The government of Burundi has made a comprehensive peace deal with the country's largest rebel group. Analysts are hailing the agreement, which was reached at peace talks in South Africa, as a breakthrough in the quest to end Burundi's long-running civil war, but they warn there is still much work to be done.
Burundian President Domitien Ndayezeye and the leader of the country's largest rebel group signed the deal in the early hours of the morning, after three days of grueling talks in Pretoria.
Rebel leader Pierre Nkurunziza of the Forces for the Defense of Democracy, or FDD, said over the last 10 years, both sides have shown they are capable of tearing their country apart. Now, he says, they have to show the world they are capable of rebuilding it.
After signing the agreement, both men ordered their forces to immediately cease hostilities against each other.
The chief mediator in the Pretoria talks, South African Deputy President Jacob Zuma, welcomed the deal. "This is good news for the people of Burundi, who have been waiting to hear this decision taken by their leaders," he said. "I think it is also good news for the people of the Great Lakes region, who have been plagued by violence for a long time."

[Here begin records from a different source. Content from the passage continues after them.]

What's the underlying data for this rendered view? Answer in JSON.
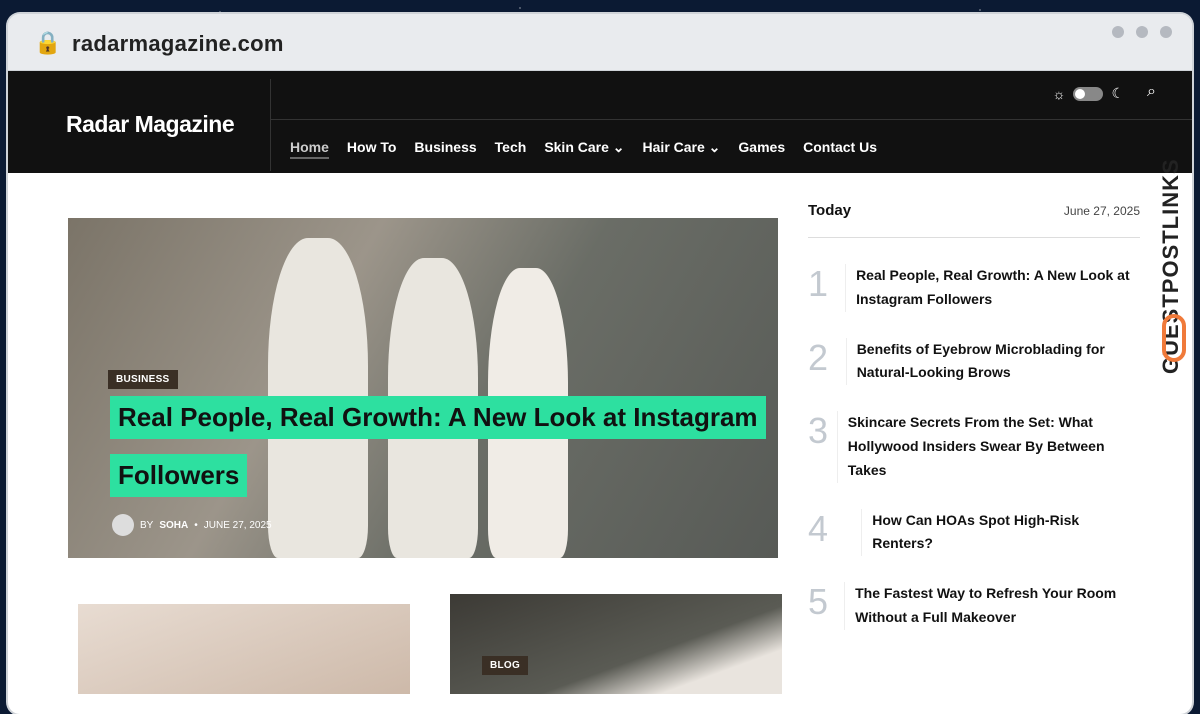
{
  "browser": {
    "url": "radarmagazine.com"
  },
  "site": {
    "logo": "Radar Magazine",
    "nav": [
      "Home",
      "How To",
      "Business",
      "Tech",
      "Skin Care ⌄",
      "Hair Care ⌄",
      "Games",
      "Contact Us"
    ]
  },
  "hero": {
    "badge": "BUSINESS",
    "title_line1": "Real People, Real Growth: A New Look at Instagram",
    "title_line2": "Followers",
    "by": "BY",
    "author": "SOHA",
    "date": "JUNE 27, 2025"
  },
  "cards": [
    {
      "badge": ""
    },
    {
      "badge": "BLOG"
    }
  ],
  "sidebar": {
    "heading": "Today",
    "date": "June 27, 2025",
    "items": [
      {
        "num": "1",
        "title": "Real People, Real Growth: A New Look at Instagram Followers"
      },
      {
        "num": "2",
        "title": "Benefits of Eyebrow Microblading for Natural-Looking Brows"
      },
      {
        "num": "3",
        "title": "Skincare Secrets From the Set: What Hollywood Insiders Swear By Between Takes"
      },
      {
        "num": "4",
        "title": "How Can HOAs Spot High-Risk Renters?"
      },
      {
        "num": "5",
        "title": "The Fastest Way to Refresh Your Room Without a Full Makeover"
      }
    ]
  },
  "watermark": "GUESTPOSTLINKS"
}
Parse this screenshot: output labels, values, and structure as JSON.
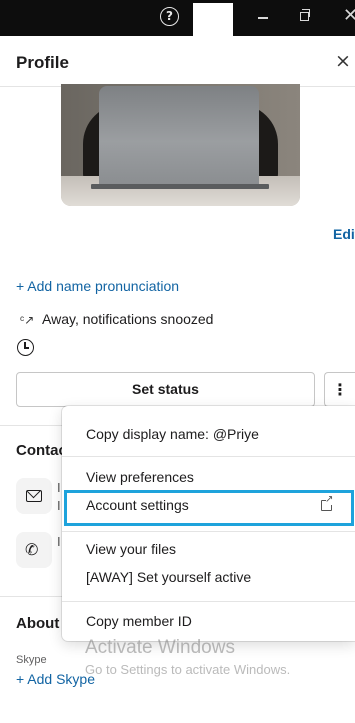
{
  "titlebar": {
    "help_glyph": "?",
    "minimize_glyph": "–",
    "close_glyph": "✕"
  },
  "panel": {
    "title": "Profile",
    "close_glyph": "×",
    "edit_label": "Edit"
  },
  "profile": {
    "add_name_pronunciation": "+ Add name pronunciation",
    "status_text": "Away, notifications snoozed",
    "set_status_label": "Set status",
    "more_glyph": "⋮"
  },
  "contact": {
    "heading": "Contac",
    "email_fragment_1": "I",
    "email_fragment_2": "I",
    "phone_fragment": "I"
  },
  "about": {
    "heading": "About",
    "skype_label": "Skype",
    "add_skype": "+ Add Skype"
  },
  "menu": {
    "items": [
      {
        "label": "Copy display name: @Priye"
      },
      {
        "label": "View preferences"
      },
      {
        "label": "Account settings",
        "external": true,
        "highlighted": true
      },
      {
        "label": "View your files"
      },
      {
        "label": "[AWAY] Set yourself active"
      },
      {
        "label": "Copy member ID"
      }
    ]
  },
  "watermark": {
    "title": "Activate Windows",
    "subtitle": "Go to Settings to activate Windows."
  },
  "colors": {
    "link": "#1264a3",
    "highlight_border": "#1ea3dc",
    "titlebar": "#0d0d0d"
  },
  "icons": [
    "help-icon",
    "minimize-icon",
    "maximize-icon",
    "close-icon",
    "snooze-icon",
    "clock-icon",
    "more-icon",
    "mail-icon",
    "phone-icon",
    "external-link-icon"
  ]
}
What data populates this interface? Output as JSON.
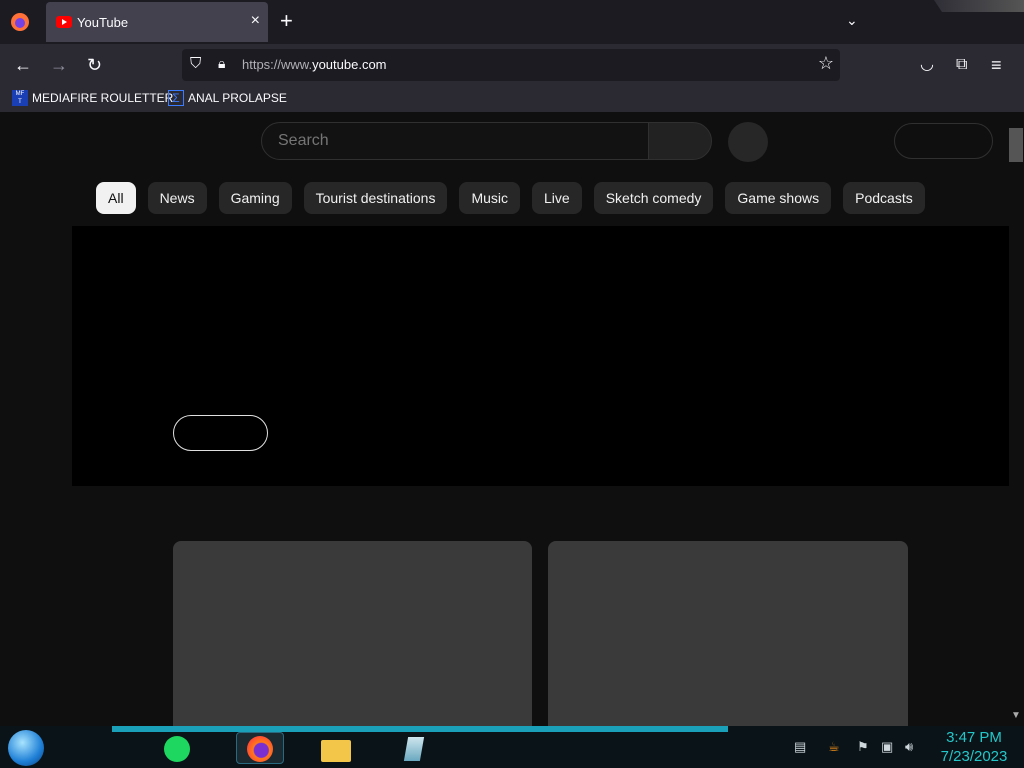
{
  "browser": {
    "tab": {
      "title": "YouTube",
      "close_glyph": "×"
    },
    "new_tab_glyph": "+",
    "tab_list_glyph": "⌄",
    "nav": {
      "back_glyph": "←",
      "forward_glyph": "→",
      "reload_glyph": "↻",
      "pocket_glyph": "◡",
      "extensions_glyph": "⧉",
      "menu_glyph": "≡"
    },
    "url": {
      "prefix": "https://www.",
      "domain": "youtube.com"
    },
    "bookmarks": [
      {
        "label": "MEDIAFIRE ROULETTER",
        "icon": "mf-icon"
      },
      {
        "label": "ANAL PROLAPSE",
        "icon": "sigma-icon"
      }
    ]
  },
  "youtube": {
    "search": {
      "placeholder": "Search"
    },
    "chips": [
      "All",
      "News",
      "Gaming",
      "Tourist destinations",
      "Music",
      "Live",
      "Sketch comedy",
      "Game shows",
      "Podcasts"
    ],
    "active_chip": "All"
  },
  "taskbar": {
    "clock": {
      "time": "3:47 PM",
      "date": "7/23/2023"
    },
    "apps": [
      "spotify-icon",
      "firefox-icon",
      "file-explorer-icon",
      "app-icon"
    ]
  },
  "colors": {
    "page_bg": "#0f0f0f",
    "chip_bg": "#272727",
    "active_chip_bg": "#f1f1f1",
    "clock": "#23c6c9"
  }
}
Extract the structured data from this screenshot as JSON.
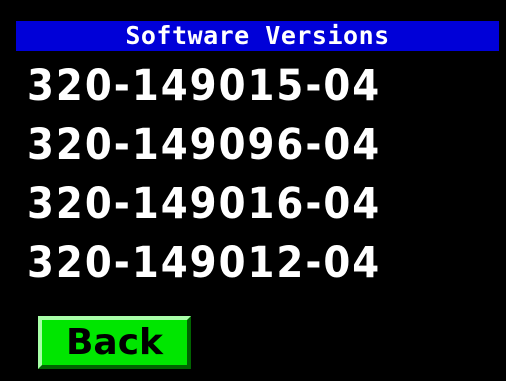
{
  "header": {
    "title": "Software Versions"
  },
  "versions": [
    "320-149015-04",
    "320-149096-04",
    "320-149016-04",
    "320-149012-04"
  ],
  "actions": {
    "back_label": "Back"
  },
  "colors": {
    "background": "#000000",
    "title_bar": "#0000d8",
    "text": "#ffffff",
    "back_button": "#00e600"
  }
}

Here are the details of the agreement. On the military side, the FDD rebels will make up 40 percent of the Burundian army's general staff and officer corps, and they will demobilize all their fighters who are not integrated into the national army. They will also form 35 percent of the country's new police force.
On the political side, the FDD will get four ministerial posts, including a minister of state whom the president must consult on all key issues. The rebel group also gets the second vice president and deputy secretary-general posts in the national assembly, as well as 15 seats in the assembly.
The deal represents real compromise by both the government and the rebels, who had originally demanded twice as many seats in the national assembly, as well as the post of parliamentary speaker and vice president.
University of Pretoria political analyst Jan van Eck specializes in the Great Lakes region and has been closely involved in the Burundian peace process for years. He spoke to VOA by mobile phone from the airport in Nairobi, where he was getting ready to board a flight to Burundi.
Mr. van Eck calls the deal a long-awaited breakthrough, but he says the key is whether it will be fully implemented. "I think the Burundians will be cautious in getting overexcited and saying, 'OK, we'll give it a month or two and see to what extent this actually changes the situation on the ground, and whether both parties show a genuine commitment to what they signed.' So, yes, hope, but cautious hope."
Mr. van Eck says although the agreement is a breakthrough, it is still a deal with only one of Burundi's two main rebel groups. The other group, the Palipehutu-National Liberation Forces, is not even in talks toward a peace deal.
"Of course that is a shortcoming, that we still have one rebellion that is completely excluded from the process," he conceded. "But it is highly significant that this rebellion, which has been the largest rebellion all these years, that they have signed a comprehensive accord not only on military matters but also on their share of political power in the transitional government."
Mr. van Eck said he hopes the government and the mediators will now put just as much energy into getting the other rebel group into the peace process as they did in reaching a deal with the FDD. South African President Thabo Mbeki, who personally intervened in the Pretoria talks, told reporters there has been some progress toward bringing the other rebel group on board.